Kerim wunderte sich. Sie hatte ihren Affen zwar sehr geliebt, doch dass ihr der Verlust noch nach Monaten so nahe gehen würde, hätte er nicht gedacht.
Irgendwann rang sie sich jedoch wieder ein Lächeln ab, und sie scherzten noch ein wenig miteinander, bis sich Kerim wieder seinem Onkel zuwandte. „Du hattest etwas von einem Bad erwähnt, Anduri?“
Sein Onkel lachte. „Ich hoffe, dass es nicht schon kalt ist. Lass Dich nicht aufhalten. Wir erwarten Dich dann wieder zum Abendessen in einer Stunde.“ Dies war das Zeichen für die Familienmitglieder, die Versammlung aufzulösen.
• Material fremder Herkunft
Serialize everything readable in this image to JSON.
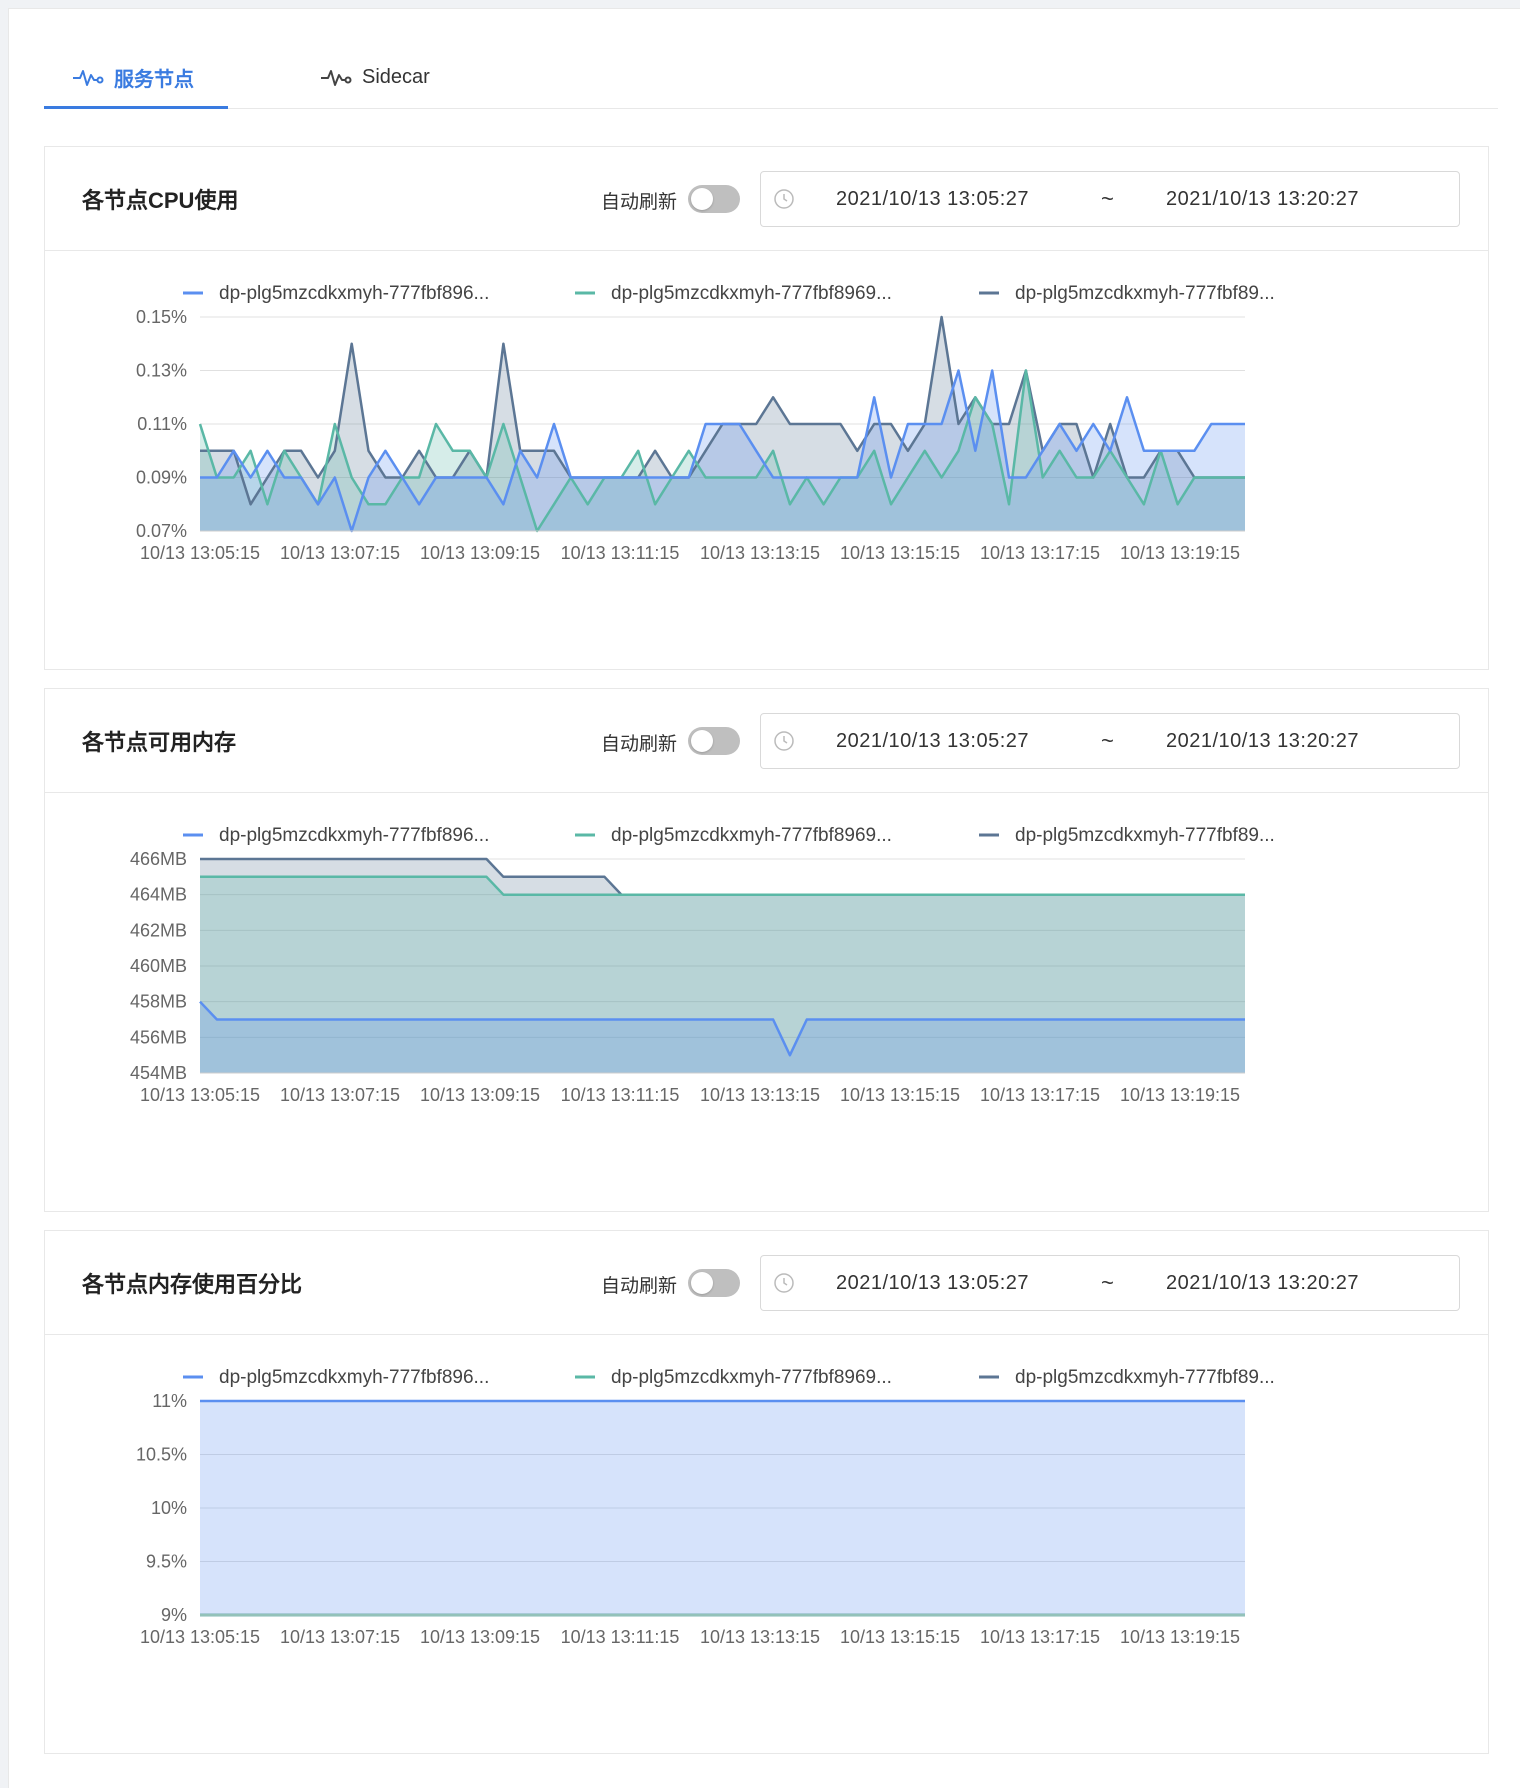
{
  "tabs": [
    {
      "label": "服务节点",
      "icon": "pulse-icon",
      "active": true
    },
    {
      "label": "Sidecar",
      "icon": "pulse-icon",
      "active": false
    }
  ],
  "colors": {
    "accent": "#3a7be0",
    "series": [
      "#5b8ff0",
      "#5ab8a6",
      "#5c7694"
    ]
  },
  "legend_labels": [
    "dp-plg5mzcdkxmyh-777fbf896...",
    "dp-plg5mzcdkxmyh-777fbf8969...",
    "dp-plg5mzcdkxmyh-777fbf89..."
  ],
  "cards": [
    {
      "title": "各节点CPU使用",
      "auto_refresh_label": "自动刷新",
      "auto_refresh_on": false,
      "range_start": "2021/10/13 13:05:27",
      "range_separator": "~",
      "range_end": "2021/10/13 13:20:27"
    },
    {
      "title": "各节点可用内存",
      "auto_refresh_label": "自动刷新",
      "auto_refresh_on": false,
      "range_start": "2021/10/13 13:05:27",
      "range_separator": "~",
      "range_end": "2021/10/13 13:20:27"
    },
    {
      "title": "各节点内存使用百分比",
      "auto_refresh_label": "自动刷新",
      "auto_refresh_on": false,
      "range_start": "2021/10/13 13:05:27",
      "range_separator": "~",
      "range_end": "2021/10/13 13:20:27"
    }
  ],
  "chart_data": [
    {
      "type": "area",
      "title": "",
      "x_ticks": [
        "10/13 13:05:15",
        "10/13 13:07:15",
        "10/13 13:09:15",
        "10/13 13:11:15",
        "10/13 13:13:15",
        "10/13 13:15:15",
        "10/13 13:17:15",
        "10/13 13:19:15"
      ],
      "y_ticks": [
        "0.07%",
        "0.09%",
        "0.11%",
        "0.13%",
        "0.15%"
      ],
      "ylim": [
        0.07,
        0.15
      ],
      "grid": true,
      "legend": "top",
      "series": [
        {
          "name": "dp-plg5mzcdkxmyh-777fbf896...",
          "values": [
            0.09,
            0.09,
            0.1,
            0.09,
            0.1,
            0.09,
            0.09,
            0.08,
            0.09,
            0.07,
            0.09,
            0.1,
            0.09,
            0.08,
            0.09,
            0.09,
            0.09,
            0.09,
            0.08,
            0.1,
            0.09,
            0.11,
            0.09,
            0.09,
            0.09,
            0.09,
            0.09,
            0.09,
            0.09,
            0.09,
            0.11,
            0.11,
            0.11,
            0.1,
            0.09,
            0.09,
            0.09,
            0.09,
            0.09,
            0.09,
            0.12,
            0.09,
            0.11,
            0.11,
            0.11,
            0.13,
            0.1,
            0.13,
            0.09,
            0.09,
            0.1,
            0.11,
            0.1,
            0.11,
            0.1,
            0.12,
            0.1,
            0.1,
            0.1,
            0.1,
            0.11,
            0.11,
            0.11
          ]
        },
        {
          "name": "dp-plg5mzcdkxmyh-777fbf8969...",
          "values": [
            0.11,
            0.09,
            0.09,
            0.1,
            0.08,
            0.1,
            0.09,
            0.08,
            0.11,
            0.09,
            0.08,
            0.08,
            0.09,
            0.09,
            0.11,
            0.1,
            0.1,
            0.09,
            0.11,
            0.09,
            0.07,
            0.08,
            0.09,
            0.08,
            0.09,
            0.09,
            0.1,
            0.08,
            0.09,
            0.1,
            0.09,
            0.09,
            0.09,
            0.09,
            0.1,
            0.08,
            0.09,
            0.08,
            0.09,
            0.09,
            0.1,
            0.08,
            0.09,
            0.1,
            0.09,
            0.1,
            0.12,
            0.11,
            0.08,
            0.13,
            0.09,
            0.1,
            0.09,
            0.09,
            0.1,
            0.09,
            0.08,
            0.1,
            0.08,
            0.09,
            0.09,
            0.09,
            0.09
          ]
        },
        {
          "name": "dp-plg5mzcdkxmyh-777fbf89...",
          "values": [
            0.1,
            0.1,
            0.1,
            0.08,
            0.09,
            0.1,
            0.1,
            0.09,
            0.1,
            0.14,
            0.1,
            0.09,
            0.09,
            0.1,
            0.09,
            0.09,
            0.1,
            0.09,
            0.14,
            0.1,
            0.1,
            0.1,
            0.09,
            0.09,
            0.09,
            0.09,
            0.09,
            0.1,
            0.09,
            0.09,
            0.1,
            0.11,
            0.11,
            0.11,
            0.12,
            0.11,
            0.11,
            0.11,
            0.11,
            0.1,
            0.11,
            0.11,
            0.1,
            0.11,
            0.15,
            0.11,
            0.12,
            0.11,
            0.11,
            0.13,
            0.1,
            0.11,
            0.11,
            0.09,
            0.11,
            0.09,
            0.09,
            0.1,
            0.1,
            0.09,
            0.09,
            0.09,
            0.09
          ]
        }
      ]
    },
    {
      "type": "area",
      "title": "",
      "x_ticks": [
        "10/13 13:05:15",
        "10/13 13:07:15",
        "10/13 13:09:15",
        "10/13 13:11:15",
        "10/13 13:13:15",
        "10/13 13:15:15",
        "10/13 13:17:15",
        "10/13 13:19:15"
      ],
      "y_ticks": [
        "454MB",
        "456MB",
        "458MB",
        "460MB",
        "462MB",
        "464MB",
        "466MB"
      ],
      "ylim": [
        454,
        466
      ],
      "grid": true,
      "legend": "top",
      "series": [
        {
          "name": "dp-plg5mzcdkxmyh-777fbf896...",
          "values": [
            458,
            457,
            457,
            457,
            457,
            457,
            457,
            457,
            457,
            457,
            457,
            457,
            457,
            457,
            457,
            457,
            457,
            457,
            457,
            457,
            457,
            457,
            457,
            457,
            457,
            457,
            457,
            457,
            457,
            457,
            457,
            457,
            457,
            457,
            457,
            455,
            457,
            457,
            457,
            457,
            457,
            457,
            457,
            457,
            457,
            457,
            457,
            457,
            457,
            457,
            457,
            457,
            457,
            457,
            457,
            457,
            457,
            457,
            457,
            457,
            457,
            457,
            457
          ]
        },
        {
          "name": "dp-plg5mzcdkxmyh-777fbf8969...",
          "values": [
            465,
            465,
            465,
            465,
            465,
            465,
            465,
            465,
            465,
            465,
            465,
            465,
            465,
            465,
            465,
            465,
            465,
            465,
            464,
            464,
            464,
            464,
            464,
            464,
            464,
            464,
            464,
            464,
            464,
            464,
            464,
            464,
            464,
            464,
            464,
            464,
            464,
            464,
            464,
            464,
            464,
            464,
            464,
            464,
            464,
            464,
            464,
            464,
            464,
            464,
            464,
            464,
            464,
            464,
            464,
            464,
            464,
            464,
            464,
            464,
            464,
            464,
            464
          ]
        },
        {
          "name": "dp-plg5mzcdkxmyh-777fbf89...",
          "values": [
            466,
            466,
            466,
            466,
            466,
            466,
            466,
            466,
            466,
            466,
            466,
            466,
            466,
            466,
            466,
            466,
            466,
            466,
            465,
            465,
            465,
            465,
            465,
            465,
            465,
            464,
            464,
            464,
            464,
            464,
            464,
            464,
            464,
            464,
            464,
            464,
            464,
            464,
            464,
            464,
            464,
            464,
            464,
            464,
            464,
            464,
            464,
            464,
            464,
            464,
            464,
            464,
            464,
            464,
            464,
            464,
            464,
            464,
            464,
            464,
            464,
            464,
            464
          ]
        }
      ]
    },
    {
      "type": "area",
      "title": "",
      "x_ticks": [
        "10/13 13:05:15",
        "10/13 13:07:15",
        "10/13 13:09:15",
        "10/13 13:11:15",
        "10/13 13:13:15",
        "10/13 13:15:15",
        "10/13 13:17:15",
        "10/13 13:19:15"
      ],
      "y_ticks": [
        "9%",
        "9.5%",
        "10%",
        "10.5%",
        "11%"
      ],
      "ylim": [
        9,
        11
      ],
      "grid": true,
      "legend": "top",
      "series": [
        {
          "name": "dp-plg5mzcdkxmyh-777fbf896...",
          "values": [
            11,
            11,
            11,
            11,
            11,
            11,
            11,
            11,
            11,
            11,
            11,
            11,
            11,
            11,
            11,
            11,
            11,
            11,
            11,
            11,
            11,
            11,
            11,
            11,
            11,
            11,
            11,
            11,
            11,
            11,
            11,
            11,
            11,
            11,
            11,
            11,
            11,
            11,
            11,
            11,
            11,
            11,
            11,
            11,
            11,
            11,
            11,
            11,
            11,
            11,
            11,
            11,
            11,
            11,
            11,
            11,
            11,
            11,
            11,
            11,
            11,
            11,
            11
          ]
        },
        {
          "name": "dp-plg5mzcdkxmyh-777fbf8969...",
          "values": [
            9,
            9,
            9,
            9,
            9,
            9,
            9,
            9,
            9,
            9,
            9,
            9,
            9,
            9,
            9,
            9,
            9,
            9,
            9,
            9,
            9,
            9,
            9,
            9,
            9,
            9,
            9,
            9,
            9,
            9,
            9,
            9,
            9,
            9,
            9,
            9,
            9,
            9,
            9,
            9,
            9,
            9,
            9,
            9,
            9,
            9,
            9,
            9,
            9,
            9,
            9,
            9,
            9,
            9,
            9,
            9,
            9,
            9,
            9,
            9,
            9,
            9,
            9
          ]
        },
        {
          "name": "dp-plg5mzcdkxmyh-777fbf89...",
          "values": [
            9,
            9,
            9,
            9,
            9,
            9,
            9,
            9,
            9,
            9,
            9,
            9,
            9,
            9,
            9,
            9,
            9,
            9,
            9,
            9,
            9,
            9,
            9,
            9,
            9,
            9,
            9,
            9,
            9,
            9,
            9,
            9,
            9,
            9,
            9,
            9,
            9,
            9,
            9,
            9,
            9,
            9,
            9,
            9,
            9,
            9,
            9,
            9,
            9,
            9,
            9,
            9,
            9,
            9,
            9,
            9,
            9,
            9,
            9,
            9,
            9,
            9,
            9
          ]
        }
      ]
    }
  ]
}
Kerim verbrachte lange Zeit im Bad, das er überaus genoss. Er schaffte es, die düsteren Gedanken aus seinem Kopf zu verbannen und sich stattdessen der angenehmen Leere des Halbschlafs zu ergeben.
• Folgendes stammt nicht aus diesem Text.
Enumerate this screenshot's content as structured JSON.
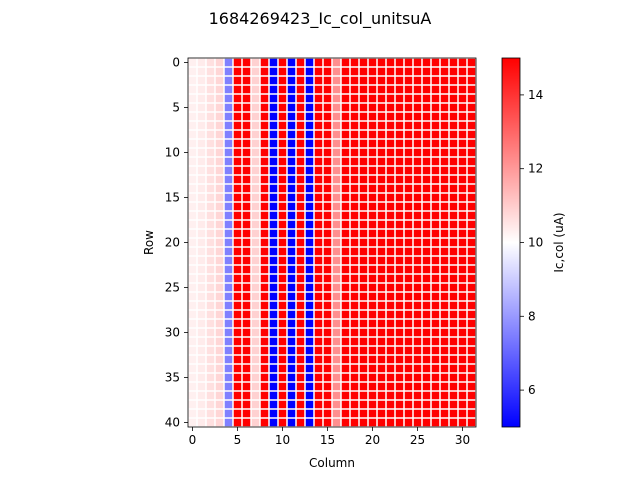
{
  "chart_data": {
    "type": "heatmap",
    "title": "1684269423_Ic_col_unitsuA",
    "xlabel": "Column",
    "ylabel": "Row",
    "colorbar_label": "Ic,col (uA)",
    "n_rows": 41,
    "n_cols": 32,
    "xlim": [
      -0.5,
      31.5
    ],
    "ylim": [
      40.5,
      -0.5
    ],
    "x_ticks": [
      0,
      5,
      10,
      15,
      20,
      25,
      30
    ],
    "y_ticks": [
      0,
      5,
      10,
      15,
      20,
      25,
      30,
      35,
      40
    ],
    "colorbar_range": [
      5,
      15
    ],
    "colorbar_ticks": [
      6,
      8,
      10,
      12,
      14
    ],
    "colormap": "bwr",
    "colormap_colors": [
      "#0000ff",
      "#ffffff",
      "#ff0000"
    ],
    "column_values": [
      10.3,
      10.4,
      10.6,
      10.8,
      7.5,
      15,
      15,
      10.9,
      15,
      5,
      15,
      5,
      15,
      5,
      15,
      15,
      12.2,
      15,
      15,
      15,
      15,
      15,
      15,
      15,
      15,
      15,
      15,
      15,
      15,
      15,
      15,
      15
    ],
    "cell_gaps": true
  }
}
Als er das Bad verließ, begab er sich in den ersten Stock, wo sein Zimmer lag. Es war ein schmaler Raum auf der Nordseite der Galerie in der Nähe des Zimmers seines verstorbenen Vaters.
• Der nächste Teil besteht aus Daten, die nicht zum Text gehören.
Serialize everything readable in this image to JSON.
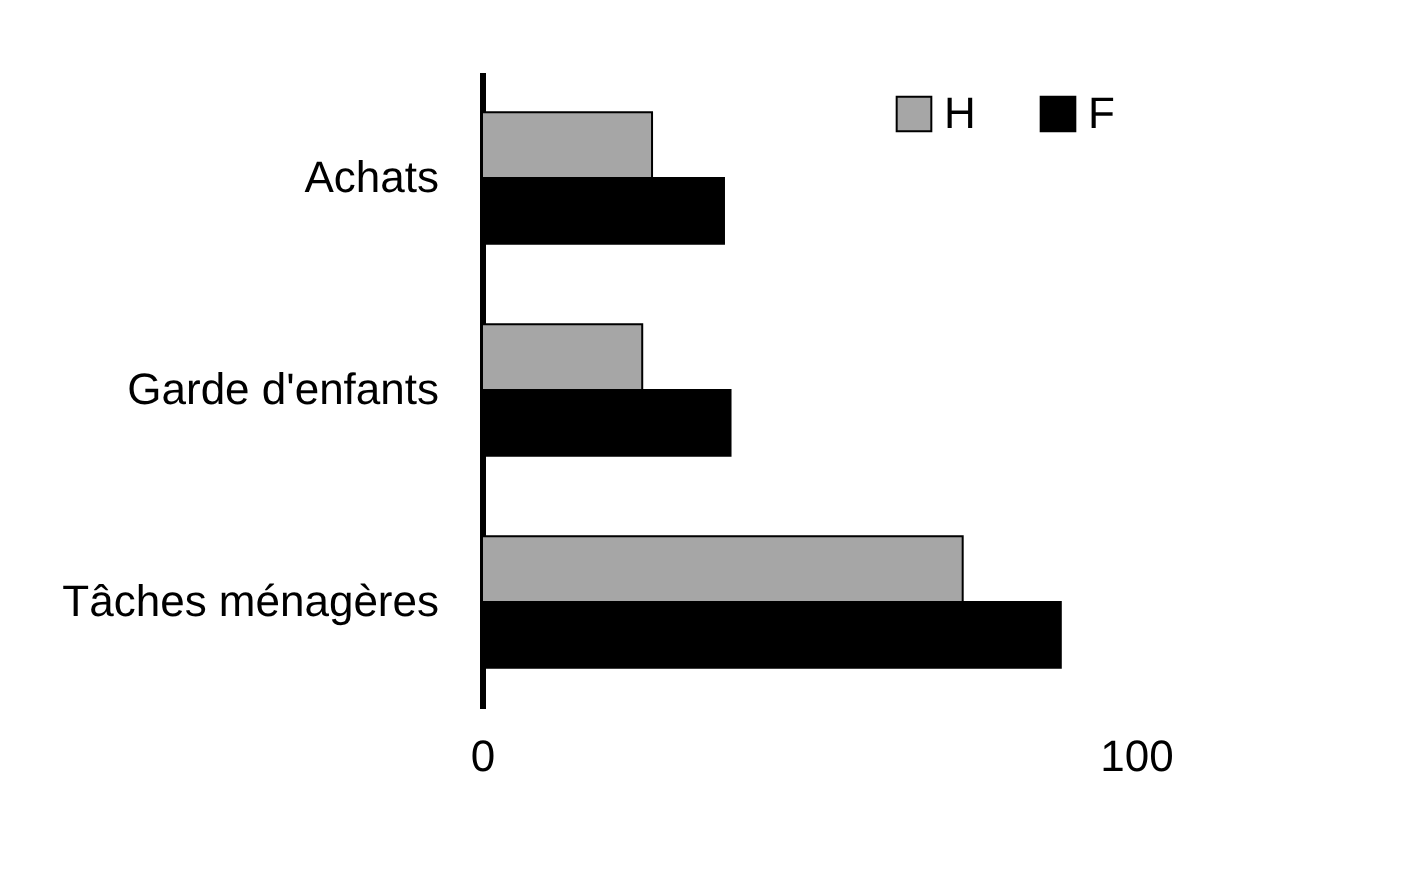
{
  "chart_data": {
    "type": "bar",
    "orientation": "horizontal",
    "categories": [
      "Achats",
      "Garde d'enfants",
      "Tâches ménagères"
    ],
    "series": [
      {
        "name": "H",
        "color": "#a6a6a6",
        "values": [
          26,
          24.5,
          73.5
        ]
      },
      {
        "name": "F",
        "color": "#000000",
        "values": [
          37,
          38,
          88.5
        ]
      }
    ],
    "xlim": [
      0,
      100
    ],
    "xticks": [
      0,
      100
    ],
    "grid": false,
    "legend": "top right"
  }
}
Als er es betrat, stellte er fest, dass es fast so aussah, wie er es in Erinnerung hatte. Möglicherweise hatte er es etwas unordentlicher verlassen, doch es schien noch alles an seinem Platz zu sein. Die Truhe mit seinem Reisegepäck stand bereits in einer Ecke des Raumes. Also war Taref schon vor ihm eingetroffen. Da er noch etwas Zeit bis zum Abendessen hatte, vertrieb er sie sich damit, die Dinge zu betrachten, die er in seinem Zimmer zurückgelassen hatte. Zufällig fiel ihm ein Lederbeutel mit klackenden, kleinen Gegenständen in die Hände. Es handelte sich dabei um sein altes Sigeca-Spiel. Er schüttete die sechs großen Würfel auf sein Bett, ein jeder mit einem anderen kunstvoll geschnitzten Bild auf jeder seiner sechs Seiten verziert. Als Kerim noch klein war, hatte er das Würfelspiel unter den Habseligkeiten seines Vaters entdeckt. Als dieser bemerkte, wie fasziniert sein Sohn immer wieder die rätselhaften Bilder auf den Würfeln betrachtete, schenkte er ihm das Spiel. Jeden Erwachsenen, der geduldig genug war, fragte Kerim nach den verschiedenen Spielregeln und Wurfmethoden aus, von denen es unendlich viele zu geben schien. Als er mitbekam, dass Sigeca auch zum Wahrsagen benutzt wurde, regte das seine Fantasie noch mehr an. Er konnte nicht sagen, wie oft er mit Sheza zum Würfelspiel zusammengesessen hatte. Diese Gegenstände riefen, wie zuvor die Geräusche und Gerüche des Hafens, viele Erinnerungen in ihm wach.